Chroniques

par bertrand bolognesi

récital Claire-Marie Le Guay

Les nouveaux solistes / Serres d'Auteuil, Paris
- 12 septembre 2003
Thierry Cohen photographie la pianiste récital Claire-Marie Le Guay
© thierry cohen

Sous un ciel plus gris qu’à l’accoutumée, nous retrouvons le jardin des serres d’Auteuil et ses Nouveaux solistes pour le récital de Claire-Marie Le Guay – dont on rendait rendre compte des qualités d’accompagnatrice avisé au printemps dernier à l’occasion d’un concert avec Laurent Korcia [lire notre chronique du 2 mars]. Aujourd’hui, elle présente un programme concentré qu’on pourrait presque dire sérieux.

La Sonate Hob 16/49 de Joseph Haydn l’ouvre dans une lecture assez déroutante, tant par la sonorité toute schubertienne que par une mobilité inattendue des tempi. Pour joliment moelleuses qu’elles s’affirment, les fins de phrases sont toutes un peu trop prolongées, ce qui brise grandement la dynamique de chaque mouvement. L’Adagio central lorgne manifestement vers des audaces beethoveniennes, mais dans un chaos métrique et un omniprésent halo de pédale qui finissent par nuire à son intelligibilité. Cela dit, si nous aimons un Haydn nettement plus sec, d’excellents pianistes n’hésitent pas à en mouiller la sonorité générale (Lupu, par exemple), parfois même à outrance. Ce choix a l’avantage de faire entendre un troisième mouvement d’une tendresse rare, avec d’exemplaires pianississimi.

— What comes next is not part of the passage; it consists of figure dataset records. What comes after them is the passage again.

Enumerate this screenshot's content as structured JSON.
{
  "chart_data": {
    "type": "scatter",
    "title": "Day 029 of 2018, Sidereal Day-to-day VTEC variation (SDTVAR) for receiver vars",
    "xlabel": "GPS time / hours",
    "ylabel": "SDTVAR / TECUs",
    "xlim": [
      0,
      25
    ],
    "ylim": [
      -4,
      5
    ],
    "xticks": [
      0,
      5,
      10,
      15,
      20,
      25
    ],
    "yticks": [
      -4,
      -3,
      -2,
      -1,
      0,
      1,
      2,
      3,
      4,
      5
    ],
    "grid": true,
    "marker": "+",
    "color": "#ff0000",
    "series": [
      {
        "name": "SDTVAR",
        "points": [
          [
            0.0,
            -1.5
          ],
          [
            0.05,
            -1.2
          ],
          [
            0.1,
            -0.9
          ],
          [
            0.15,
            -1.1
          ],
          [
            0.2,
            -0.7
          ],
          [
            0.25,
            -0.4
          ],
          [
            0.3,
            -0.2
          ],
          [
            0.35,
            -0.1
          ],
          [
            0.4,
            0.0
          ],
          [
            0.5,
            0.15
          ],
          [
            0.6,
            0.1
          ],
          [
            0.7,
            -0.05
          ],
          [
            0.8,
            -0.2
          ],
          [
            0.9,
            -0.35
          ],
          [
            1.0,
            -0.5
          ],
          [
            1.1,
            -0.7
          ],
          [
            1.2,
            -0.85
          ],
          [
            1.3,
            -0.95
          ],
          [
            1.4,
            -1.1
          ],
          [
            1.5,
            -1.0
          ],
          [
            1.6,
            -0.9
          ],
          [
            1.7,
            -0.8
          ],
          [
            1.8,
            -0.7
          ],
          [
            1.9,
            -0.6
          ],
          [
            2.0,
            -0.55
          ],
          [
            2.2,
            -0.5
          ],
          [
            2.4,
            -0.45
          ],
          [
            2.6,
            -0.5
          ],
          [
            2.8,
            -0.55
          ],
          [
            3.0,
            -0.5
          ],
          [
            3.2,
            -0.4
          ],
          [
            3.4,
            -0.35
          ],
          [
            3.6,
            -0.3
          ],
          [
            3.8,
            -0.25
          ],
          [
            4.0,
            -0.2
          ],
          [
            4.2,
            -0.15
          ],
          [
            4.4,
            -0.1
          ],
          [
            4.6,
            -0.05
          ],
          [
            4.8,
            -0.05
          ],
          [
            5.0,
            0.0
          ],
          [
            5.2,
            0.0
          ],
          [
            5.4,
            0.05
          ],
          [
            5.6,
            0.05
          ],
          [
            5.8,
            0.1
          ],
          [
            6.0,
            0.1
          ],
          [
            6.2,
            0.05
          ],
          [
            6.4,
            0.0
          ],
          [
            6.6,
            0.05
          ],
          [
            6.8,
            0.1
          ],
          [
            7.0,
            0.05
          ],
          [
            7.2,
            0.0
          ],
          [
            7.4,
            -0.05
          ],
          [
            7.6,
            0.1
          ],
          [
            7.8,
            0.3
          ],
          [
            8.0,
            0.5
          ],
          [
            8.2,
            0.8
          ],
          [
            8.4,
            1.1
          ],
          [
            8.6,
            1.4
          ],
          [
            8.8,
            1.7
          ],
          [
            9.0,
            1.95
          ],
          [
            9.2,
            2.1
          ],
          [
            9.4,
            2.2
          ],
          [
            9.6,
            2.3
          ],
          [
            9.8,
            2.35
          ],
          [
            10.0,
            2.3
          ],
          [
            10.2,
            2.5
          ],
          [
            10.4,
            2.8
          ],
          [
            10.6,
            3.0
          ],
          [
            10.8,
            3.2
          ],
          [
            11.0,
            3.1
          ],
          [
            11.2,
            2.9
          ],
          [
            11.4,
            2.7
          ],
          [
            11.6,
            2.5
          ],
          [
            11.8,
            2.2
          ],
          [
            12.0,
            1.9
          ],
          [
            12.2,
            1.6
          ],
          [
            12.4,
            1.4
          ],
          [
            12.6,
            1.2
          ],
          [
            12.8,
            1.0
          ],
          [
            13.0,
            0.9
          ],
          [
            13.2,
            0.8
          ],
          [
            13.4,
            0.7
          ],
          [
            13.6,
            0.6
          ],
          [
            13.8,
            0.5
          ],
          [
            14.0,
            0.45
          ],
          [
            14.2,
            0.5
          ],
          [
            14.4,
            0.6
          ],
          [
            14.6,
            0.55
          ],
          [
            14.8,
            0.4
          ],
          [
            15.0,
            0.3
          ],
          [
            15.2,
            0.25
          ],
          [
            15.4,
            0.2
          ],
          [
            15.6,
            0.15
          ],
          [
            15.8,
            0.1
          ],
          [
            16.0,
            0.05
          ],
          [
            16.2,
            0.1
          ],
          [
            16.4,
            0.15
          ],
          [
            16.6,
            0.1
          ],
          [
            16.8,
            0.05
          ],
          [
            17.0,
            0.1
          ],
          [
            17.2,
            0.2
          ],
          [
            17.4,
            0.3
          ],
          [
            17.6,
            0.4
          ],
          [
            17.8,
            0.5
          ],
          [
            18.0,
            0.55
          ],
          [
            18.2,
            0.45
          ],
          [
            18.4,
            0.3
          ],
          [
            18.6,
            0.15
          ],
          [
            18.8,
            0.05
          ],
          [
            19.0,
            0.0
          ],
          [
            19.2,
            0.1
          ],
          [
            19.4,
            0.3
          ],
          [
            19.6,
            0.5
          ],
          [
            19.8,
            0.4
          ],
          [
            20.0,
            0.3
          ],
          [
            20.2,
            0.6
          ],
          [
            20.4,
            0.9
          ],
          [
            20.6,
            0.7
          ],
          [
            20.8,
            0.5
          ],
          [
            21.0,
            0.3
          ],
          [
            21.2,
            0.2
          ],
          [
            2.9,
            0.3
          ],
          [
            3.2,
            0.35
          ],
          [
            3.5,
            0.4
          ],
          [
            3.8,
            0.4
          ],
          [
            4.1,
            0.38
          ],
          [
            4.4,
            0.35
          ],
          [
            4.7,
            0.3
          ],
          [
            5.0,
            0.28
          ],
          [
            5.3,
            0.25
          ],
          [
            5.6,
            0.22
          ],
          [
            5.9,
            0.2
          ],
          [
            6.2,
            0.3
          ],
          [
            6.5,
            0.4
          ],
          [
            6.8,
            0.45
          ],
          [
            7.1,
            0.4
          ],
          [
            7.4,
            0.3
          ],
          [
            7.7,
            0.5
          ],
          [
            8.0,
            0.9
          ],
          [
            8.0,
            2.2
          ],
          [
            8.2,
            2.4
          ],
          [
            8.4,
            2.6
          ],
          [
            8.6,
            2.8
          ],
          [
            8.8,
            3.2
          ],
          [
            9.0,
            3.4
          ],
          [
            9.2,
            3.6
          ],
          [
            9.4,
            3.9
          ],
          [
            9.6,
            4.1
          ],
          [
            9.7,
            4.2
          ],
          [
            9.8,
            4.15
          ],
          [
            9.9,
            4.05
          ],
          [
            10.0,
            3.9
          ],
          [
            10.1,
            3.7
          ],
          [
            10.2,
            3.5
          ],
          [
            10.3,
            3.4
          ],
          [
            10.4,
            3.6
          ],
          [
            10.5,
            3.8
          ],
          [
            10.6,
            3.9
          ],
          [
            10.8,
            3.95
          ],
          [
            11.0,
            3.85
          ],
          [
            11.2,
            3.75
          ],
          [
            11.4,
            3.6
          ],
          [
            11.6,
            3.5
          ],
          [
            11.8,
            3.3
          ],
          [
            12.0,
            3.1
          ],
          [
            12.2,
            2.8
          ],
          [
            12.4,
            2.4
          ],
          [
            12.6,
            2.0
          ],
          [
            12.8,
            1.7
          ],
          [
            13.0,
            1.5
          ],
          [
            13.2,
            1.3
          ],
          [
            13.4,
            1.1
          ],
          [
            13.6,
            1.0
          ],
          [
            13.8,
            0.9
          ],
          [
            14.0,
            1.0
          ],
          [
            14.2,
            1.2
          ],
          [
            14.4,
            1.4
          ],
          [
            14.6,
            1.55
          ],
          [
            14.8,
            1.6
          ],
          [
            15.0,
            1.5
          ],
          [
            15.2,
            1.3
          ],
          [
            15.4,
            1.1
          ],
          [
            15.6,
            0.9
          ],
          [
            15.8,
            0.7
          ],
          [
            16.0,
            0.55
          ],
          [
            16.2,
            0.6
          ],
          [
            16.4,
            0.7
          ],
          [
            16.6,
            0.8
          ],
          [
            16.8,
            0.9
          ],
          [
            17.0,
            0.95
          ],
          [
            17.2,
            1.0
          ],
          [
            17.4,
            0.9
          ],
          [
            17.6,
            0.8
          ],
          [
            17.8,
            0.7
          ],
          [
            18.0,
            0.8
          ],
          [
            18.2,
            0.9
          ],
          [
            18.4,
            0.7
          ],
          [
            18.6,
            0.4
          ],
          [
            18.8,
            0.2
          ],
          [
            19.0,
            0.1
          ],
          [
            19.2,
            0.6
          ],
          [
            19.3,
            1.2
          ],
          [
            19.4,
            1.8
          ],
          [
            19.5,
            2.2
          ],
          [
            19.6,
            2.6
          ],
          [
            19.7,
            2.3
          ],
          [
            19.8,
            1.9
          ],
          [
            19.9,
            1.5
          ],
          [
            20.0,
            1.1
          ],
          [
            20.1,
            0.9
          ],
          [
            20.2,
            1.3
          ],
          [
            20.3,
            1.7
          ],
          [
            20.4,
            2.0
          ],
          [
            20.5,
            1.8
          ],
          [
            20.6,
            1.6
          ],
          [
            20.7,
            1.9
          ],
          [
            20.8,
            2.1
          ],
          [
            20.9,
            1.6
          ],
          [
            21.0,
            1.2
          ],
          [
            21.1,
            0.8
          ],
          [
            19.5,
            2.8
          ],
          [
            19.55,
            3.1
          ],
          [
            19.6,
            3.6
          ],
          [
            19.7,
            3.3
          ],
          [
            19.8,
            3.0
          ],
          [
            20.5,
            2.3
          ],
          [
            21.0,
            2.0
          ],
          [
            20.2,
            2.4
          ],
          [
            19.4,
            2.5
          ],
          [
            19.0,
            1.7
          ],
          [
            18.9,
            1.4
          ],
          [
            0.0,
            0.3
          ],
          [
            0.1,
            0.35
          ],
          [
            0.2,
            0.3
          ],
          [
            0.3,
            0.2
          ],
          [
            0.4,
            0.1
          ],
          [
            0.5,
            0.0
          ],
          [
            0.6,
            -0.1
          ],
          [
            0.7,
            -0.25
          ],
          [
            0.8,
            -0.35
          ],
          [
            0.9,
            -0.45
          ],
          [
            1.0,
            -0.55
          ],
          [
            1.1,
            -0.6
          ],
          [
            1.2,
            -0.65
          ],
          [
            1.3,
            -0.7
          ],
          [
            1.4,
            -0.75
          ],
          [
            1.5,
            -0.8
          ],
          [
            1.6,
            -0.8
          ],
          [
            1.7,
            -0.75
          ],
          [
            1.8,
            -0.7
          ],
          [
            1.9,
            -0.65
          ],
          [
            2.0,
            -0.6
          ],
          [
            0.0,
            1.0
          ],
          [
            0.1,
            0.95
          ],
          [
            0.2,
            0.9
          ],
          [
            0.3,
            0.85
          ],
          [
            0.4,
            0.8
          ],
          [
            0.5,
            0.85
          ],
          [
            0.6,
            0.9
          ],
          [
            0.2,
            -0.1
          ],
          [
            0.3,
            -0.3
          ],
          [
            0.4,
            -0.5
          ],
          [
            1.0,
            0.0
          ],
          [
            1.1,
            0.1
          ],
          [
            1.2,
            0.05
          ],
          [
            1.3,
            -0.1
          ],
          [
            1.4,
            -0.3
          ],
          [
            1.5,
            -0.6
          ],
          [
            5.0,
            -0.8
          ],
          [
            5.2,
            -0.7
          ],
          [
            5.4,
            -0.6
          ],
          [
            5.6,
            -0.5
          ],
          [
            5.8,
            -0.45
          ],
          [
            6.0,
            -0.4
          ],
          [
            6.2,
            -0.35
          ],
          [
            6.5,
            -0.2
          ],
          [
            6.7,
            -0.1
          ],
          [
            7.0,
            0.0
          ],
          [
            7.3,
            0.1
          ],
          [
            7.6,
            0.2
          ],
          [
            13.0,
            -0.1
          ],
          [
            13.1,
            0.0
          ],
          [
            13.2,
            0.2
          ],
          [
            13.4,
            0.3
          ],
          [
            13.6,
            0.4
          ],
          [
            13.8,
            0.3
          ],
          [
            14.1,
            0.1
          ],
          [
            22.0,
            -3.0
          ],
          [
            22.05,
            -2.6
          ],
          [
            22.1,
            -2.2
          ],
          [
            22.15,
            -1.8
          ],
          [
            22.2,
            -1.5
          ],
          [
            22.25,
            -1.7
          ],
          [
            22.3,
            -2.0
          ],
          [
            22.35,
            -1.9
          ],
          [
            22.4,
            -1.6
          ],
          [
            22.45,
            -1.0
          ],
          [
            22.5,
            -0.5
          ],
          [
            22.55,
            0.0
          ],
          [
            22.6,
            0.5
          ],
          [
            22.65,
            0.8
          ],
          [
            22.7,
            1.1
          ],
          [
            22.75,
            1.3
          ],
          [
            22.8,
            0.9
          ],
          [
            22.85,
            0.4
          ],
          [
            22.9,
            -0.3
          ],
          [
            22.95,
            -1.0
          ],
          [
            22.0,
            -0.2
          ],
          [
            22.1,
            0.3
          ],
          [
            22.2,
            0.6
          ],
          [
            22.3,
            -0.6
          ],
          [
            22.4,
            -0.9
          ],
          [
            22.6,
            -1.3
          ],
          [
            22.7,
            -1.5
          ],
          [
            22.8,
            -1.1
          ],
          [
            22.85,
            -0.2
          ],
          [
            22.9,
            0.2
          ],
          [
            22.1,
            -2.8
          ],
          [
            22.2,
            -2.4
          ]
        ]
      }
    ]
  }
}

Comme il est d’usage aux Serres, la musicienne joue une œuvre contemporaine. Son choix s’est porté sur la Chaconne composée par Sofia Goubaïdoulina [Губайдулина] il y a une quarantaine d’années. Après avoir étudié le piano et la composition aux conservatoires de Kazan et Moscou, la tatare Goubaïdoulina puisa dans sa passion pour les instruments ethniques et leur implication dans des rites anciens d’origines caucasienne et asiatique une nouvelle inspiration, reposant en partie sur la sensation particulière éprouvée par l’interprète ou l’improvisateur. Si l’establishment musical soviétique s’opposait à ses recherches, des musiciens éminents défendirent sa démarche en jouant son œuvre le plus qu’ils purent, comme Valery Popov, Vladimir Tonkha, ou Gidon Kremer auquel elle dédia le fameux Offertorium qui la rendit célèbre en occident.

Sa Chaconne possède une force impressionnante, ne limitant jamais sa portée à celle de la partition. L’interprétation de ce soir, Pour irréprochable qu’elle s’avère techniquement, passe à côté de sa dimension spirituelle. Cette page induit un je-ne-sais-quoi d’incantatoire ; l’obstination de certains motifs rythmiques tient plus de la possible recherche d’une extase chamanique que d’un brillant jeu d’esprit et de sonorité. Si l’on n’en tient compte, la Chaconne passe simplement pour une vague bordée néo-classique, ce qu’elle n’est pas.

Indéniablement, c’est avec les Deux Légendes de Liszt que Claire-Marie Le Guay charme l’auditoire, par un jeu d’une délicatesse infinie, tant dans le geste, la sonorité, que dans l’articulation des phrases. On apprécie des contrastes parfaitement maîtrisés de cette version précise autant que poétique. En bis, la danse de Petrouchka (Stravinsky) vient magnifiquement clore ce moment.